Where were you when Dagupan shook?

By July 17, 2022Entre'acte

By Rex Catubig

 

IT was just another Monday. As the sultry afternoon was winding down, clock watchers in offices were fidgety and kept glancing at the wall clock, waiting impatiently for 5 o’clock to strike. The lady employees had begun the ritual of retouching their make-up, nudging off their house slippers under their tables and casually putting on the shoes they came to work with.

In schools, the students were listless in their toasty classrooms, poised to dump their books and notebooks in their shoulder bags and backpacks as they held their sigh in relief: Monday would be over in minutes.

Downtown AB Fernandez teemed with residents and out-of- towners. Some window-shopped leisurely around the stores, while others had sought refuge and were ensconced comfortably in aircon’d Vilmand and other movie houses watching the second feature of a double bill to kill time before heading home.

On Galvan and Zamora streets, carts and baskets of foodstuffs had mushroomed and  homemakers had begun swarming in for fresh seafood or dried fish, and fruits and veggies for dinner or “baon” next day.

Then at 4:26 pm, the ground rumbled and growled! The mise en scéne shattered like a mirror.
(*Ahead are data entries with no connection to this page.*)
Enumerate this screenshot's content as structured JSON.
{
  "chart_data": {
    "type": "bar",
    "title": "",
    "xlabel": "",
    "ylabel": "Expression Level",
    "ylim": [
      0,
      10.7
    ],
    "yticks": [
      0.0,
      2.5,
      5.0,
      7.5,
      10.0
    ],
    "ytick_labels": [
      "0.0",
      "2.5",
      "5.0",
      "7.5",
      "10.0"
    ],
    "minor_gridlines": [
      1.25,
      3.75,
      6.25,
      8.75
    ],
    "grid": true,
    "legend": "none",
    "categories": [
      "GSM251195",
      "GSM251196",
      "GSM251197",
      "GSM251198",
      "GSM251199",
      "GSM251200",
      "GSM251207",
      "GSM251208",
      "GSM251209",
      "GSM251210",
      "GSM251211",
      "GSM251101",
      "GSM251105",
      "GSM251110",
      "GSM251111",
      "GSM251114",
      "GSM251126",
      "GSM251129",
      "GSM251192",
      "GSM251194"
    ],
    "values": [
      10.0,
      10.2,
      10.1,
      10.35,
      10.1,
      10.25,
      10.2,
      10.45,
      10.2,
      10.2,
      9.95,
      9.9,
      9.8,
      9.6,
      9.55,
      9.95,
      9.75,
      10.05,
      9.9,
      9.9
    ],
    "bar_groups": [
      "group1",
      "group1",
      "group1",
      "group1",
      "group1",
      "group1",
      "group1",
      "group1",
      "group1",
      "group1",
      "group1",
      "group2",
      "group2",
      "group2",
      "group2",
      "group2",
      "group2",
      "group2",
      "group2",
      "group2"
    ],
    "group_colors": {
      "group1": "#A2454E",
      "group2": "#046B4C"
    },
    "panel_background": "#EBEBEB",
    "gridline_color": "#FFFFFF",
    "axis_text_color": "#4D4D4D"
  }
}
Instantaneously, the belfry of the old St John Cathedral nearby crumbled into a torrent of bricks. The glass walls of the 4th floor revolving restaurant of the McAdore hotel smashed into a rain of smithereens.  Buildings downtown shook, tilted and sank waist-deep; the concrete road cracked open and muddy water with putrid and pungent smell gushed forth. Parked vehicles were swallowed by the gaping ground. In Perez Boulevard, the Magsaysay bridge split in half as if struck by a Karate chop.

It lasted for an harrowing 45 seconds. During which it seemed the Four Horsemen of the Apocalypse had come galloping down, leaving bedlam, chaos and destruction in their wake. The dazed crowd dashed all over like headless chickens, their hearts pounding off their chests, at a loss where to run for shelter. People cried as they hopscotched their way home. “Pikasi mo kami, Katawan!”, the fervent plea resounded amid the havoc.

Then, the deafening din was subdued by a pall of eerie silence as the descending darkness engulfed the devastation. As night fell upon the ruined city, fear, helplessness and uncertainty dangled like Damocles’ sword.

On July 16, 1990, Dagupan was hit by a 7.7 temblor. “90 buildings were damaged, and about 20 collapsed.” “The city suffered 64 casualties, 47 survived and 17 died. Most injuries were sustained during stampedes at a university building and a theater.”

Thirty-two  years ago, Dagupan fell on its knees. Mercifully, it did not collapse and had propped herself up.

But having risen, the struggle today is how to keep standing despite being rocked by harsh flood current of political tide.